Version controlling software lets us:
1. Write and manage the history of our codebase.
2. Work on changes for our code without modifying the currently working copy.
3. Collaborate with others easily.

Reason #1 is important enough as is, but the other two really makes git shine above the rest of the options out there, and it's also what made it so popular in the open source community.

There are a [variety](https://www.daolf.com/posts/git-series-part-1/) [of](https://missing.csail.mit.edu/2020/version-control/) [tutorials](https://rachelcarmena.github.io/2018/12/12/how-to-teach-git.html) [on](https://smusamashah.github.io/explain-git-in-simple-words) [git](https://git-scm.com/doc). Some are also [interactive](https://learngitbranching.js.org/). The one below is aimed at working with VSCode's integrated tools, and should also help you collaborate during the hackathon.

### The model

![Git composition](extra_material/git_lifecycle.png)

In a version-controlled project we have these three basic components:
1. Repository - the name for the entire collection of version-controlled files. We can have a local repository, i.e. one in our computer, a remote one, i.e. one on the cloud (like GitHub provides) or both. A repository contains both the standard files we're working on, and a compressed copy of them inside the `.git` folder.
2. Working tree - the name given for the current state of the version-controlled folder, which might defer from the version that was previously captured and recorded. When the working tree is "clean" it means that there's no such difference between the latest "snapshot" of the codebase, as resides inside the `.git` folder, and the copy currently visible to the user.
3. Index - an intermediate "staging" environment, the only place from which code can be inserted into the repository. This allows us to change many things, but only commit parts of them into the repository itself.

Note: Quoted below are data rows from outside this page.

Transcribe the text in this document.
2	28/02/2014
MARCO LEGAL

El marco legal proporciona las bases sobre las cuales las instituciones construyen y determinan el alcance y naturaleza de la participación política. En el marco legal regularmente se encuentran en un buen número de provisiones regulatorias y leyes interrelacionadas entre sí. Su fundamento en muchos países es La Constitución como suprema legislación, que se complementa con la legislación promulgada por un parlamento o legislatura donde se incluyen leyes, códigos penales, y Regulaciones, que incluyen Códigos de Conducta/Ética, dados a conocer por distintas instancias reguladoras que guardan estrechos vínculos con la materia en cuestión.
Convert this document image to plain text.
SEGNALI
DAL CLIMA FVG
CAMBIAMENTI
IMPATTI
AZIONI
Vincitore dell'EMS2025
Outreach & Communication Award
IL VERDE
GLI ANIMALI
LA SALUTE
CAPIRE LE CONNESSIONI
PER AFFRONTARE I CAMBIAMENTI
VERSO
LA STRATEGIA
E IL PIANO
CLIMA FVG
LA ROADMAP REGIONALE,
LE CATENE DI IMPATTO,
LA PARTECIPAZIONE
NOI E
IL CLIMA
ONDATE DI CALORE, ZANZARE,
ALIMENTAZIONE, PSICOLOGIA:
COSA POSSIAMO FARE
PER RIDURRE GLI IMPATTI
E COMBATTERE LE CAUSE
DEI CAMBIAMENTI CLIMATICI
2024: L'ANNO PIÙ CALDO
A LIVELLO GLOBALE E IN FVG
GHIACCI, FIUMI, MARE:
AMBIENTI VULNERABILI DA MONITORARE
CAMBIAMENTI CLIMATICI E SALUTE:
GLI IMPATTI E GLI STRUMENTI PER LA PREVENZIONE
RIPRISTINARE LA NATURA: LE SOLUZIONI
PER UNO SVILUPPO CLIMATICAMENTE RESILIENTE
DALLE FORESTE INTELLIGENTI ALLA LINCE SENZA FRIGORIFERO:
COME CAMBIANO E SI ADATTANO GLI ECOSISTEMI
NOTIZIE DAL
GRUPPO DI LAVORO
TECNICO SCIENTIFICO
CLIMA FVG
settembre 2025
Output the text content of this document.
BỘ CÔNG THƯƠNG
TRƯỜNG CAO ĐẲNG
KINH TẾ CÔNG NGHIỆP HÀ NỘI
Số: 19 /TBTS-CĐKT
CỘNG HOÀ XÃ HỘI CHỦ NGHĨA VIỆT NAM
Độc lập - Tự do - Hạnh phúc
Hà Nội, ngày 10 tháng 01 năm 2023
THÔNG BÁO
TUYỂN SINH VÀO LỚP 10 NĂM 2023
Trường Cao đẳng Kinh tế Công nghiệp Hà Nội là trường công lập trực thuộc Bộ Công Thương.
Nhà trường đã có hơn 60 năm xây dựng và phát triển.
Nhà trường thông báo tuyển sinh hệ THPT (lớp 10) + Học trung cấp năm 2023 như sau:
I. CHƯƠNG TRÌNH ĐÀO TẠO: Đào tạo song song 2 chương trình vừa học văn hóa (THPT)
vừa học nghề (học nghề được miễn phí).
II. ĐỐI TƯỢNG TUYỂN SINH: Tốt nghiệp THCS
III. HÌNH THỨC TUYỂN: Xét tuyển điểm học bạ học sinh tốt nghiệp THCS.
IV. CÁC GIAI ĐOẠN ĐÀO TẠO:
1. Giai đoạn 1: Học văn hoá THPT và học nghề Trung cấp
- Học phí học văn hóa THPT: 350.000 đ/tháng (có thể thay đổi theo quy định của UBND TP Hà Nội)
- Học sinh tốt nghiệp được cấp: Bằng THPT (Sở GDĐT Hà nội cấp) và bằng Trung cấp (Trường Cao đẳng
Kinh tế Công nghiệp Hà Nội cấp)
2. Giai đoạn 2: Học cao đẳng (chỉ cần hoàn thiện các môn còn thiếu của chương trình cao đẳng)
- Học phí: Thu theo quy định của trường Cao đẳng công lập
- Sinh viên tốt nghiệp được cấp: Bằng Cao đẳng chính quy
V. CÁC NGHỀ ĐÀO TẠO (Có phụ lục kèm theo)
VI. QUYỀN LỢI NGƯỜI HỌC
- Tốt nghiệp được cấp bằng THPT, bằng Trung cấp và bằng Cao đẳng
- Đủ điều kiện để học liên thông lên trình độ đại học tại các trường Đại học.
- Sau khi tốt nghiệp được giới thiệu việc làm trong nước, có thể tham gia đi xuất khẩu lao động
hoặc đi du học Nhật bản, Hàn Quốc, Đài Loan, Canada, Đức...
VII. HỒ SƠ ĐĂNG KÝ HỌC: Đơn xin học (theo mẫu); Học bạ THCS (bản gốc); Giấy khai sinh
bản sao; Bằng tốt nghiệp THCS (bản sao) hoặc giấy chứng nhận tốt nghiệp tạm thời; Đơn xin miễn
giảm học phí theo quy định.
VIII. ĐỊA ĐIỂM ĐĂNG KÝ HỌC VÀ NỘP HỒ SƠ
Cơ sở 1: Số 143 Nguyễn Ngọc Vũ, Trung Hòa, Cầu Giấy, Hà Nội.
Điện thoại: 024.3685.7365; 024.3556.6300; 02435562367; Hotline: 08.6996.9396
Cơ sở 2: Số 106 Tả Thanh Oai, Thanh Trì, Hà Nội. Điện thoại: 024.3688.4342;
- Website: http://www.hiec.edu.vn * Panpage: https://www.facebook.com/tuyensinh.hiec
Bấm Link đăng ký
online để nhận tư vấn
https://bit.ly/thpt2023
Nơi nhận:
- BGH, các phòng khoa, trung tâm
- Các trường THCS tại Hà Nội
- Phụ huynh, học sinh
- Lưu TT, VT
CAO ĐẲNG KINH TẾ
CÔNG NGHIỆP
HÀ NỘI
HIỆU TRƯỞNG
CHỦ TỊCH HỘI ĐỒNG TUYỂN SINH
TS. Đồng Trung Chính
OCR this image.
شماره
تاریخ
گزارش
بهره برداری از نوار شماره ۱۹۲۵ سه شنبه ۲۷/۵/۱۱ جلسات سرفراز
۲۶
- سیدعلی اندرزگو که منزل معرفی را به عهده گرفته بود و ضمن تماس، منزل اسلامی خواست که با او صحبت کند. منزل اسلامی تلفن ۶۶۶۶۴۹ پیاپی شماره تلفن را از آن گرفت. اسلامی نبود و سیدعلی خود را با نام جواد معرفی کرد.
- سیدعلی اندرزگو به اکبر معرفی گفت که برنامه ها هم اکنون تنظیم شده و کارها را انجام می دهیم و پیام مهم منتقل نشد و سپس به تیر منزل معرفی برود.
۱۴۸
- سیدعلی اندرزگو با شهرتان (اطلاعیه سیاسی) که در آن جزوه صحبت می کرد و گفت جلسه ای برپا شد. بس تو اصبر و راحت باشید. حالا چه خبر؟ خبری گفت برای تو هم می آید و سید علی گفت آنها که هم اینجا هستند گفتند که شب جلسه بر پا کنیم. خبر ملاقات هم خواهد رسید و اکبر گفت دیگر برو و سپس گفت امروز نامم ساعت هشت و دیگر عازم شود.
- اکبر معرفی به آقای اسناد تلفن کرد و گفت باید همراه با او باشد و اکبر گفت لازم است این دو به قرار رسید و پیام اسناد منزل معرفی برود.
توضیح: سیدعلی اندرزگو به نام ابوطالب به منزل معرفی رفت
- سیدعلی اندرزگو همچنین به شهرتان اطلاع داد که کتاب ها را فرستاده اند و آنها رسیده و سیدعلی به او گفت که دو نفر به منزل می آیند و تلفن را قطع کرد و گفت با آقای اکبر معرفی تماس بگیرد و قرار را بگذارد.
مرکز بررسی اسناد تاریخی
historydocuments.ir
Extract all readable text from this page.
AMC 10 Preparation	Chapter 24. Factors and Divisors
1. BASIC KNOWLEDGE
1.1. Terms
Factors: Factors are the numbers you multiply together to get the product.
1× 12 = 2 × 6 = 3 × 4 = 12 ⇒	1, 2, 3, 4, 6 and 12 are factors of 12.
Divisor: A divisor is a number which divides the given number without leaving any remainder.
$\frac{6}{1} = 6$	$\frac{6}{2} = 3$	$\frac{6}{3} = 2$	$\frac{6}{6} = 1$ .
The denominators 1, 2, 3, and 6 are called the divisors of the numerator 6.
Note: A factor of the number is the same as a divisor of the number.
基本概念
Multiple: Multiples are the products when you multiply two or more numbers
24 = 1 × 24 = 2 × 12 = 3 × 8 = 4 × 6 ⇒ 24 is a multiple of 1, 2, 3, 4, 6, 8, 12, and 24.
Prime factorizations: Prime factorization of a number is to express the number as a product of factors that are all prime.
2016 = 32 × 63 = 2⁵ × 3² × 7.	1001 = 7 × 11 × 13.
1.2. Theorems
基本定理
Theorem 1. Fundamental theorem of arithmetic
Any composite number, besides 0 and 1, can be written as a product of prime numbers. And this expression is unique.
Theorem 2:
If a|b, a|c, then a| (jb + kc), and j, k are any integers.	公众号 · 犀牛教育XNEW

The main idea behind git is to capture complete snapshots of the directory we're tracking. Yes, the snapshots include everything that was present at that directory during that point of time and they're complete, i.e. "decoding" them allows us to view the directory as it once was.

### Setting up a repository

Any directory can be a git directory if it contains a `.git` folder with the proper subfolders (automatically generated, of course). The easiest way to create such a folder is to use the `init` command. If you open a folder which isn't version controlled, VSCode will automatically offer to create a new git repository in it:

![Initialize a repo](extra_material/git_init.png)

If your directory is already version controlled, simply opening it in VSCode should work. If it's not working, make sure you used the "Open Folder..." command to open VSCode. The folder containing the `.git` folder is the "top level" of your repository, and will automatically notice any changes in the subfolders of that folder. It's usually not recommended to have several git projects inside a git-tracked folder. This means that if you have a "my_code_projects" folder which contains several other git-tracked folders, like HW assignments and other unrelated stuff, make sure that "my_code_projects" isn't a git folder in itself, i.e. you shouldn't have a `.git` folder in it. It's technically possible to have "independent" git repositories inside others (they're called sub-modules) but it's usually not the right way to organize your projects.

To conclude, once git is set the parent directory, as well as its sub-directories, will be tracked as long as there's a `.git` folder in it. To remove `git` tracking from that specific folder, all you have to do is to remove the `.git` subfolder.

### Commits and trees

The act of committing a file is perhaps the most fundamental one in git, so let's break it down. When a file in a git-tracked folder has different contents from what the git repository has in it (remember that it has copies of everything) the file will be recognized by git as a "changed" file. In git terms, it means that the copy of the file in the "working tree" is different than what's in the repository. Of course, if we haven't committed anything, and only initialized the repository, __all__ files will have a different working copy than what git has in its repository, since git doesn't recognized any of them. Let's see how it looks like in VSCode:

![Working copy](extra_material/git_workcopy.png)

As you see, there are two options for this situation - either the file is completely new and doesn't exist in the repository, and so it's marked as "U" in git ("Untracked") or it already existed there, but the current content is different than the one recorded in the repository ("M" for "Modified").

From the chart above we see that we need to add the files to the index, before committing them to the repository. Adding to the index, also known as "staging", is done using the "git add" command, represented in VSCode with a "+" sign. We can either add all files to the index, or add one at a time.

![Add all](extra_material/git_add_all.png)
![Add one](extra_material/git_add_one.png)

The reason we might not add everything at once is that commits are used to convey messages, so if a file doesn't fit the message a commit is saying, we can commit it sometime else.